I learn GR now, and there is a strange thing that I discovered.
It is well-known, that the condition $\nabla_{\mu}g_{\alpha \beta}=0$ is specified, when we choose specific metric-compatible Levi-Civita connection on our manifold.
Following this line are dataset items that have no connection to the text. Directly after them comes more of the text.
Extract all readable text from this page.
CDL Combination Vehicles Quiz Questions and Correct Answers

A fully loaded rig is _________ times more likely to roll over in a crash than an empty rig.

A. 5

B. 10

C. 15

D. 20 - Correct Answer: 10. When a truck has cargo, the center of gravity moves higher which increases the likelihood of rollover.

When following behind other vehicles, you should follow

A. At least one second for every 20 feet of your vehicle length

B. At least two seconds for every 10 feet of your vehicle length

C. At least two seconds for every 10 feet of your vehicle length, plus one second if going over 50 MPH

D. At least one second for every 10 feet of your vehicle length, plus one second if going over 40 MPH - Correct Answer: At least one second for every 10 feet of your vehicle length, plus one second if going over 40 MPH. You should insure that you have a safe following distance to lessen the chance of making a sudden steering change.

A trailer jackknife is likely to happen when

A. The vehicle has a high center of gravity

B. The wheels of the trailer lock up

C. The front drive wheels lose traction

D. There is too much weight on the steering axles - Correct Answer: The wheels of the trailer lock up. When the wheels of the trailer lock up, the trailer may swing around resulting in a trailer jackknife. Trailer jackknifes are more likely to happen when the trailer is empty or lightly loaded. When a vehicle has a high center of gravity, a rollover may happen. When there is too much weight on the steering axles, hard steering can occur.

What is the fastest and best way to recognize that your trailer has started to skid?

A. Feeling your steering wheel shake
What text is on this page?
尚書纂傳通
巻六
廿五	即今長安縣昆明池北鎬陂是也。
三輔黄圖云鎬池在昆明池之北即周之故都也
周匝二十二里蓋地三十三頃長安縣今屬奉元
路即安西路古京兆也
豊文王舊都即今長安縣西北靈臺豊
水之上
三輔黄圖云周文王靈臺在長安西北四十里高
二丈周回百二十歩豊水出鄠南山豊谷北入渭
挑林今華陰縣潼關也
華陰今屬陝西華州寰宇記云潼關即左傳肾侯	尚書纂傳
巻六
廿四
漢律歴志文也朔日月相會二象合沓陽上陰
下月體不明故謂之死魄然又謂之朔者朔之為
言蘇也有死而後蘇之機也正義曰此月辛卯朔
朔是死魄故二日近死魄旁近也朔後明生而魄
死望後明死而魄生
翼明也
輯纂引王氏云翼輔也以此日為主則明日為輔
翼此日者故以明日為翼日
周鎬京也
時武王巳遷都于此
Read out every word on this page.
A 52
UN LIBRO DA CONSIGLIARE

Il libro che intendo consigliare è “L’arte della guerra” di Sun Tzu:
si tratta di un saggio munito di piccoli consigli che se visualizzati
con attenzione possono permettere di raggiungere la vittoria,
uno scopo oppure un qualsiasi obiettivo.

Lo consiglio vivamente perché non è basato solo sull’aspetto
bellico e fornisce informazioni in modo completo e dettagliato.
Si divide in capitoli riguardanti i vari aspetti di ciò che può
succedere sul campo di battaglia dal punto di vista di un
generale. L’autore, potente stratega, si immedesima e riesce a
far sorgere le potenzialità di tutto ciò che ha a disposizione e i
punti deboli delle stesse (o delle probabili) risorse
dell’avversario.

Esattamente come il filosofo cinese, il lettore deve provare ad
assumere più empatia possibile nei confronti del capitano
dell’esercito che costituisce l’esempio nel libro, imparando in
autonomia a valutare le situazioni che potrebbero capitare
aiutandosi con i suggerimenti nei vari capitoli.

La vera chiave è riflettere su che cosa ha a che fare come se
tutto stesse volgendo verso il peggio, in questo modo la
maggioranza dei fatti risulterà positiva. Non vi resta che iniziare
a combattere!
Otherwise, there is a proof, which does not use properties of Levi-Civita connection at all, but only uses the fact, that covariant derivative has Leibniz rule and respect index raising rules:
$\nabla_{\alpha}A_{\mu}=\nabla_{\alpha}(g_{\mu\nu}A^{\nu})=g_{\mu\nu}\nabla_{\alpha}A^{\nu}+A^{\nu}\nabla_{\alpha}g_{\mu \nu}$
Now we say, that for any vector $A$ the object $\nabla_{\alpha}A_{\mu}$ must be a tensor, namely $\nabla_{\alpha}A_{\mu} \equiv D_{\alpha \mu}$, and it must respect index raising rules, so by definition:
$g^{\mu \nu}\nabla_{\alpha}A_{\mu}=g^{\mu\nu}D_{\alpha\nu}=D_{\alpha}^{\mu}=\nabla_{\alpha}A^{\mu}\implies\nabla_{\alpha}A_{\mu}=g_{\mu\nu}\nabla_{\alpha}A^{\nu}$
Now we immediatly conclude, that in first equation $A^{\nu}\nabla_{\alpha}g_{\mu \nu}=0$, and hence $\nabla_{\alpha}g_{\mu \nu}=0$.
There must be some mistake, but I can't see it.